Knowing what people are thinking is important in improving the product. With that in mind I did a quick Google for people mentioning Kowari. I'll use it here to correct anything too.
DeliverableS4Simile "Naive use of persistent store in Jena decreases performance by 100x:
* Part of the problem is limited expressivity in RDQL
* Look at performance tuning on databases
* Ryan: Look at the performance of more specialized RDF databases, cf. Kowari"
Open Source Projects That Use Java NIO "The storage engine of Kowari is a transactional triplestore known as the XA Triplestore. ll relevant fields of in-memory and on-disk data structures are 64 bits wide..."
Kowari for hundreds of millions of triples "Jim Hendler emailed me in response to my having mentioned on www-rdf-interest@w3c.org that I was surveying triple stores for use in data mining and machine learning. He mentioned a Java-based, non-relational, triple store called Kowari that is available in open source form..."
RDQLPlus "I discovered Kowari last week. The iTQL language is very similar to what I've come up with for RDQLPlus... having equally been inspired by SQL/DDL. Kowari looks like a nice database. I've downloaded it but haven't had a chance to play with it yet..."
Some Tools "Kowari is a layer on top of Jena with OWL reasoning, too"

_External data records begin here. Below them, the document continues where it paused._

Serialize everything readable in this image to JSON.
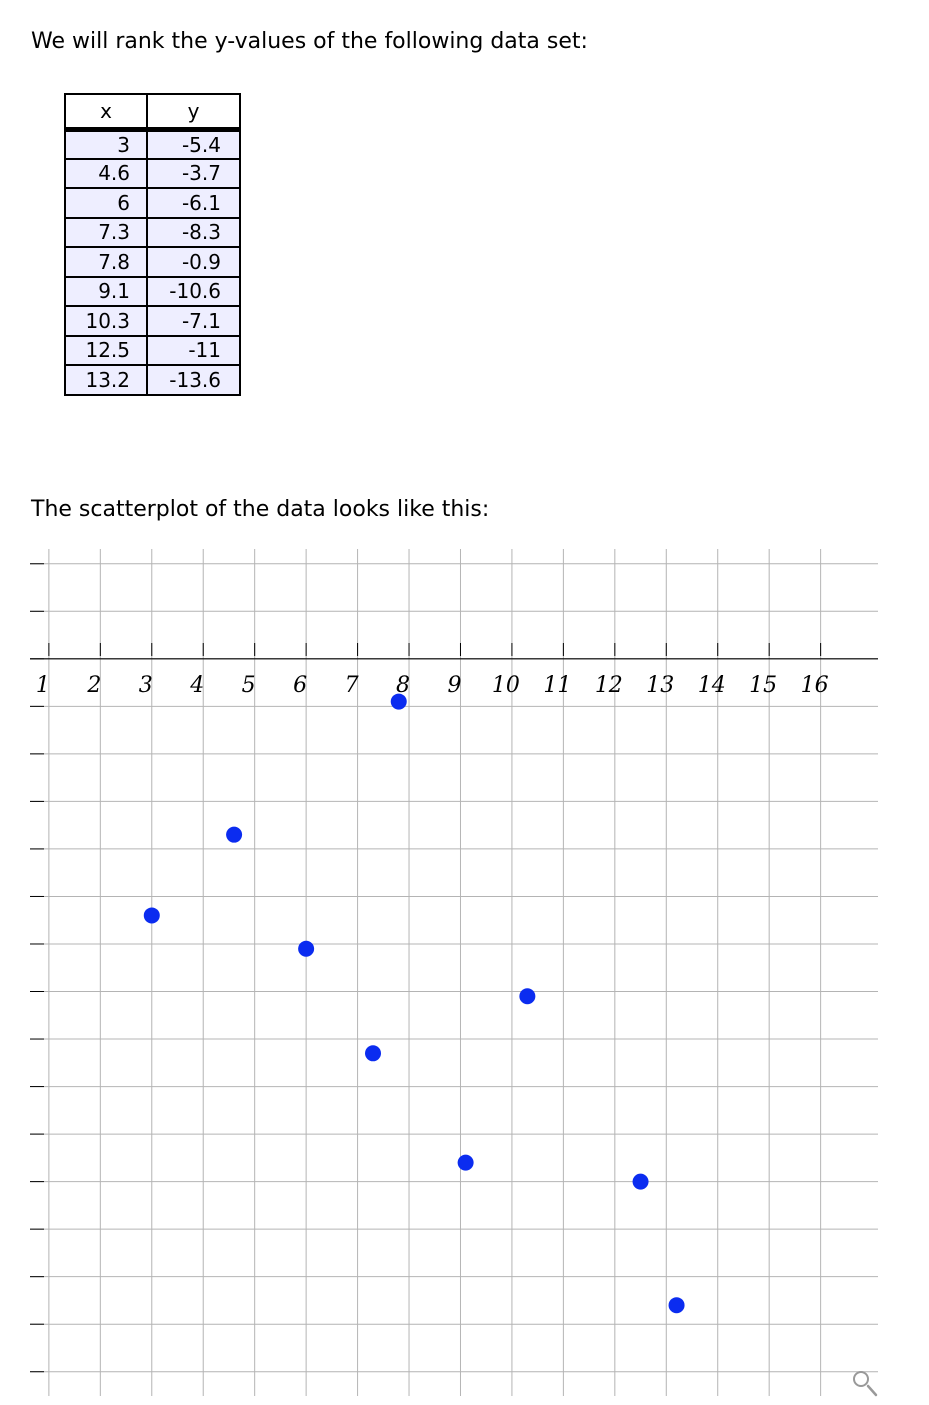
{
  "intro_text": "We will rank the y-values of the following data set:",
  "table": {
    "headers": [
      "x",
      "y"
    ],
    "rows": [
      [
        "3",
        "-5.4"
      ],
      [
        "4.6",
        "-3.7"
      ],
      [
        "6",
        "-6.1"
      ],
      [
        "7.3",
        "-8.3"
      ],
      [
        "7.8",
        "-0.9"
      ],
      [
        "9.1",
        "-10.6"
      ],
      [
        "10.3",
        "-7.1"
      ],
      [
        "12.5",
        "-11"
      ],
      [
        "13.2",
        "-13.6"
      ]
    ]
  },
  "plot_intro_text": "The scatterplot of the data looks like this:",
  "chart_data": {
    "type": "scatter",
    "x": [
      3,
      4.6,
      6,
      7.3,
      7.8,
      9.1,
      10.3,
      12.5,
      13.2
    ],
    "y": [
      -5.4,
      -3.7,
      -6.1,
      -8.3,
      -0.9,
      -10.6,
      -7.1,
      -11,
      -13.6
    ],
    "xlim": [
      0.05,
      16.35
    ],
    "ylim": [
      -15.7,
      2.5
    ],
    "x_ticks": [
      1,
      2,
      3,
      4,
      5,
      6,
      7,
      8,
      9,
      10,
      11,
      12,
      13,
      14,
      15,
      16
    ],
    "grid": true,
    "point_color": "#0b2cf0",
    "grid_color": "#b4b4b4",
    "axis_color": "#000000"
  },
  "zoom_icon": "magnifier-icon"
}
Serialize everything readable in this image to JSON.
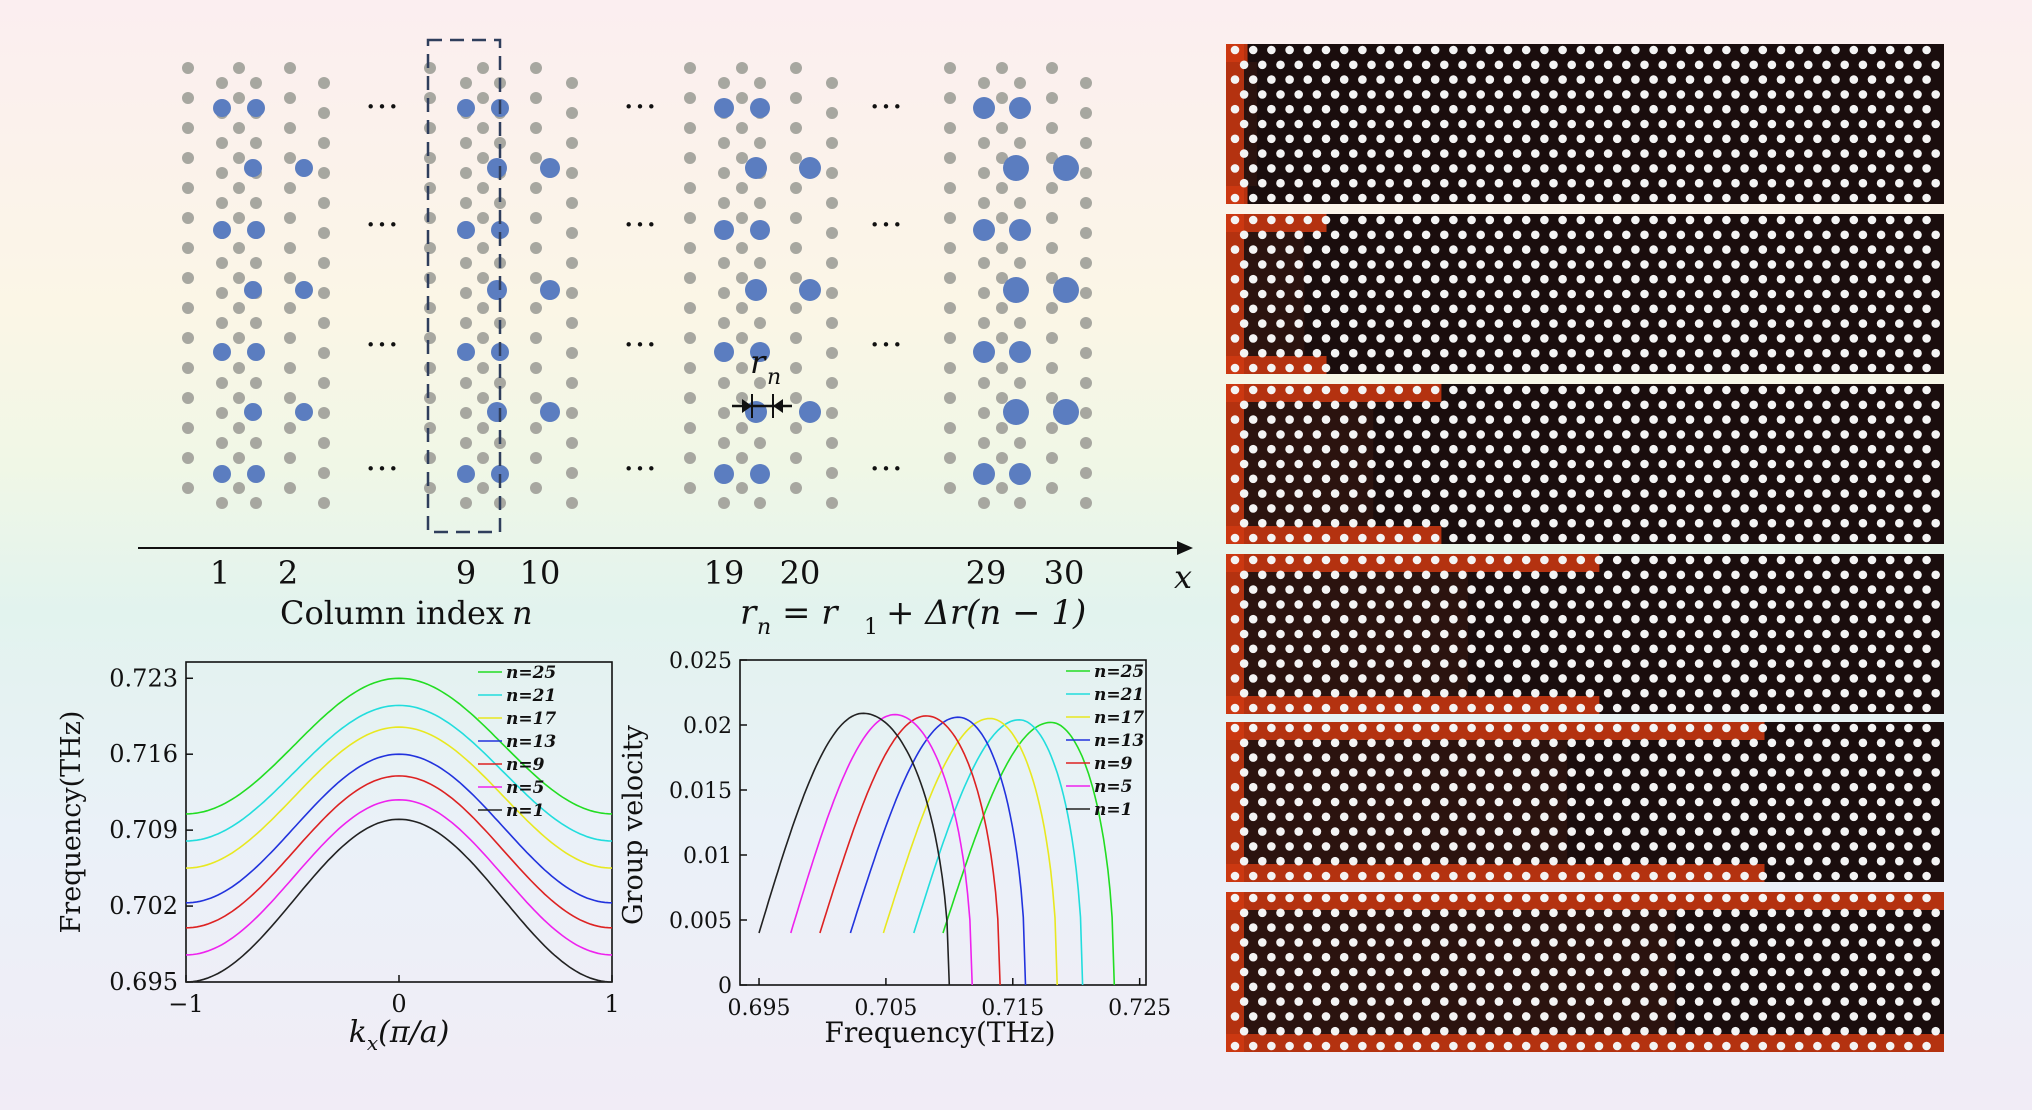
{
  "lattice": {
    "column_numbers": [
      "1",
      "2",
      "9",
      "10",
      "19",
      "20",
      "29",
      "30"
    ],
    "x_axis_label": "x",
    "column_index_label": "Column index",
    "column_index_var": "n",
    "radius_label": "r",
    "radius_sub": "n",
    "radius_formula": "= r",
    "radius_formula_tail": "+ Δr(n − 1)",
    "ellipsis": "…",
    "colors": {
      "blue": "#5b7dc0",
      "gray": "#a7a7a0",
      "box": "#2f3e5c"
    }
  },
  "dispersion_chart": {
    "type": "line",
    "ylabel": "Frequency(THz)",
    "xlabel_main": "k",
    "xlabel_sub": "x",
    "xlabel_tail": "(π/a)",
    "xlim": [
      -1,
      1
    ],
    "ylim": [
      0.695,
      0.7245
    ],
    "x_ticks": [
      "−1",
      "0",
      "1"
    ],
    "x_tick_values": [
      -1,
      0,
      1
    ],
    "y_ticks": [
      "0.695",
      "0.702",
      "0.709",
      "0.716",
      "0.723"
    ],
    "y_tick_values": [
      0.695,
      0.702,
      0.709,
      0.716,
      0.723
    ],
    "series": [
      {
        "name": "n=25",
        "color": "#22dd22",
        "min": 0.7105,
        "max": 0.723
      },
      {
        "name": "n=21",
        "color": "#22dddd",
        "min": 0.708,
        "max": 0.7205
      },
      {
        "name": "n=17",
        "color": "#e8e820",
        "min": 0.7055,
        "max": 0.7185
      },
      {
        "name": "n=13",
        "color": "#2233dd",
        "min": 0.7023,
        "max": 0.716
      },
      {
        "name": "n=9",
        "color": "#dd2222",
        "min": 0.7,
        "max": 0.714
      },
      {
        "name": "n=5",
        "color": "#ee22ee",
        "min": 0.6975,
        "max": 0.7118
      },
      {
        "name": "n=1",
        "color": "#222222",
        "min": 0.695,
        "max": 0.71
      }
    ]
  },
  "group_velocity_chart": {
    "type": "line",
    "ylabel": "Group velocity",
    "xlabel": "Frequency(THz)",
    "xlim": [
      0.6935,
      0.7255
    ],
    "ylim": [
      0,
      0.025
    ],
    "x_ticks": [
      "0.695",
      "0.705",
      "0.715",
      "0.725"
    ],
    "x_tick_values": [
      0.695,
      0.705,
      0.715,
      0.725
    ],
    "y_ticks": [
      "0",
      "0.005",
      "0.01",
      "0.015",
      "0.02",
      "0.025"
    ],
    "y_tick_values": [
      0,
      0.005,
      0.01,
      0.015,
      0.02,
      0.025
    ],
    "series": [
      {
        "name": "n=25",
        "color": "#22dd22",
        "f0": 0.7095,
        "fpeak": 0.718,
        "f1": 0.723,
        "vmax": 0.0202,
        "vstart": 0.004
      },
      {
        "name": "n=21",
        "color": "#22dddd",
        "f0": 0.7072,
        "fpeak": 0.7155,
        "f1": 0.7205,
        "vmax": 0.0204,
        "vstart": 0.004
      },
      {
        "name": "n=17",
        "color": "#e8e820",
        "f0": 0.7048,
        "fpeak": 0.7132,
        "f1": 0.7185,
        "vmax": 0.0205,
        "vstart": 0.004
      },
      {
        "name": "n=13",
        "color": "#2233dd",
        "f0": 0.7022,
        "fpeak": 0.7107,
        "f1": 0.716,
        "vmax": 0.0206,
        "vstart": 0.004
      },
      {
        "name": "n=9",
        "color": "#dd2222",
        "f0": 0.6998,
        "fpeak": 0.7082,
        "f1": 0.714,
        "vmax": 0.0207,
        "vstart": 0.004
      },
      {
        "name": "n=5",
        "color": "#ee22ee",
        "f0": 0.6975,
        "fpeak": 0.7057,
        "f1": 0.7118,
        "vmax": 0.0208,
        "vstart": 0.004
      },
      {
        "name": "n=1",
        "color": "#222222",
        "f0": 0.695,
        "fpeak": 0.7032,
        "f1": 0.71,
        "vmax": 0.0209,
        "vstart": 0.004
      }
    ]
  },
  "field_maps": {
    "count": 6,
    "hot_extent": [
      0.03,
      0.14,
      0.3,
      0.52,
      0.75,
      1.0
    ],
    "colors": {
      "bg": "#1a0d0d",
      "hole": "#f4f4f4",
      "hot": "#d03a12",
      "warm": "#f5b733"
    }
  }
}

I would say that Kowari is a layer beneath Jena - one that provides persistance. The OWL reasoning is really only offered at the moment through Jena. However, we will be getting some basic inferencing, at our own query layer, in there soon too.
[protege-discussion] Re: large data sets, bulk data acquisition "I had a really bad time with Kowari earlier this year, it wouldn't compile and then pass its own self-tests...."
This is basically problems with Windows. We develop on Linux and OS X and only do QA on Windows. Our initial release had known problems under Windows - which lead to failing unit tests but was not fatal for data storage. Anyway, it is fixed now; although Windows does have some drawbacks when it comes to using NIO.